私のごく親しい知人から、こんな話を聞いたことがあります。
『ボクの親爺は、体中に彫り物をしていたよ。真夏も決して半袖のシャツを着たりしないで、長袖で通していた。皮膚呼吸ができないので、暑さは、相当厳しかったようだが。それで、薄い上着を着ていて汗が出てくると、シャツか体にくっついて、その彫り物が写ってしまうので、お袋が、『お父さん!』といって注意をしていたほどだった。若気の至りというのだろうか、そのことを悔やんで隠し続けていた親爺だった。よせばいいのに、銭湯が好きで、地元では入れないので、隣り町に出かけたり、出先の銭湯を利用していた。今になると、懐かしい思い出だけどね。あの時は嫌で恥ずかしかったけど、今だったら、親父の背中を流して、親孝行をしてみたいよ!』といっていました。
今、大阪職員の「刺青問題」が、ニュースを賑わせているようです。公務員の採用にあたって、その有無を調べることなどできないのでしょうけど、昔は、港湾労務を仕切る親方や、江戸の町火消しは、刺青をしていたと聞きます。「花と龍」を著した、小説家の火野葦平は、北九州の若松で、港湾の「沖仲仕」を仕切っていた玉井組の組長の長男として生まれています。。彼のお父さんは、それはみごとな刺青をしていたそうです。また、元総理大臣・小泉純一郎の母方の祖父・小泉又次郎は、逓信大臣を務めましたが、青年期に全身に彫り物をしていたそうです。それで《いれずみ大臣》とか《いれずみの又さん》などと仇名されていたそうですが。又次郎の父・由兵衛は、軍港の横須賀で、海軍工廠で働く労働者を仕切る「請負」の仕事をしていたそうです。《気っ風(きっぷ)》と《腕っ節》が、この家業には必要であったそうで、そんなことから、息子も父に倣って、その仕事を継ぎ、満身に彫り物を入れていたのです。ところが又次郎は、横須賀市議、神奈川県議会の県議、後には衆議院議員にもなり、ついには大臣も務めたのです。とても親しまれた任侠大臣だったそうで、多くの武勇伝を残しています。

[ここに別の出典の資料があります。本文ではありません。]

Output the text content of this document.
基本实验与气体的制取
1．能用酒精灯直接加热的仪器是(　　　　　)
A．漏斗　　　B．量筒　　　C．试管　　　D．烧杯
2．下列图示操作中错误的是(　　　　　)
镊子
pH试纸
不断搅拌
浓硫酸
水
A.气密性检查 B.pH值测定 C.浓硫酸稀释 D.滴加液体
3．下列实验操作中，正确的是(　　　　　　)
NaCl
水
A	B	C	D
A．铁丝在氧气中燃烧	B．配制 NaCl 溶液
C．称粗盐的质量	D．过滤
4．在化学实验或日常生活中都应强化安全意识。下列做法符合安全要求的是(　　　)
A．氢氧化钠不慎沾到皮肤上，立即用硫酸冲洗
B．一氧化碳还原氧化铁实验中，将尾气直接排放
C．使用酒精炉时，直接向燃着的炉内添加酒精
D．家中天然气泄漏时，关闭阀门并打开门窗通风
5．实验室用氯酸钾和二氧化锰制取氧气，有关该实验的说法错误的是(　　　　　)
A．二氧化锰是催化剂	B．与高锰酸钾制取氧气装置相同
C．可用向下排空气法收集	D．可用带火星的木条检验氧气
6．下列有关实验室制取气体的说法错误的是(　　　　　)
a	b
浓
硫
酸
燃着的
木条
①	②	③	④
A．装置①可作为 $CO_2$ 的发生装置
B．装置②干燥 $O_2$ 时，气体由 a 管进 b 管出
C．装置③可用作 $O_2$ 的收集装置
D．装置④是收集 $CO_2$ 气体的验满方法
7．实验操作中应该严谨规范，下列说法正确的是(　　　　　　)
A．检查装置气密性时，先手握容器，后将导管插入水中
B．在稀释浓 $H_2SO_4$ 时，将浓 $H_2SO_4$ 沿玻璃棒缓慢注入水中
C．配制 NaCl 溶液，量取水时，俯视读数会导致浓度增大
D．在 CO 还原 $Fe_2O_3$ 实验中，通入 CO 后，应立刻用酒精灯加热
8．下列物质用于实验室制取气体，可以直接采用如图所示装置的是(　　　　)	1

「沖仲仕」という仕事を、私は学生のころにしたことがありますが、《板子一枚下は地獄》の世界で仕事をするのですから、気が荒い職場だったと思います。それでも、面白い職業体験をすることができて、今では感謝しております。こういった世界では、『とくに港町ともなれば、素性もわからないような流れ者がゴロゴロ集まってくる。そんな彼らの上に立つには、刺青を彫るような男気のある男ではないと現場を仕切れなかったろう!』というのが、墨を入れる理由だったようです。
この論理でいきますと、大阪市の業務を果たすためには、「刺青」を必要とするような、精神的な土壌が、大阪市民にはあるのでしょうか。『・・・素性もわからないような流れ者がゴロゴロ集まって・・・』いる市なのでしょうか。そんな彼らの間で奉仕する市の職員は、《睨み》を効かせる必要があるのでしょうか。「釜ヶ崎」というドヤ街に泊まって、通天閣の真下の銭湯にも入ったりしましたが、こういった地域の人々は「流れ者」が多いことは事実ですが、それにしても、「刺青」で住民を脅す必要など、全く感じられなかったのですが。「地方公務員の刺青」、ちょっと考えられないような大阪の世相だと思います。橋下市長のやりきれない気持ちが分かります。私の知人のお母さんが、面白半分で彫り物をした息子のことを心配して、何人かのお母さんから相談されたことがありましたので、彼の気持ちが何となく分かるようです。
『若気の至りでした!』と反省の気持ちを表している人に、公務員への門戸は開いていていいと思うのですが、とくに私は地方公務員試験の不合格体験者として、公立の小・中学校の教師や職員には、こういったことがあってほしくないと思うのです。「ごくせん」というテレビ番組があったようですが、後藤久美子先生の背中には、きっと彫り物はなかったと思うのですが、仲間由紀恵に聞いてみなければなりませんが、まあ、これはテレビの世界の話しですから。
市民を脅す様な職員の排除を断行して欲しいと願い、橋下市長を応援したい気持ちでいっぱいの五月の終わりであります。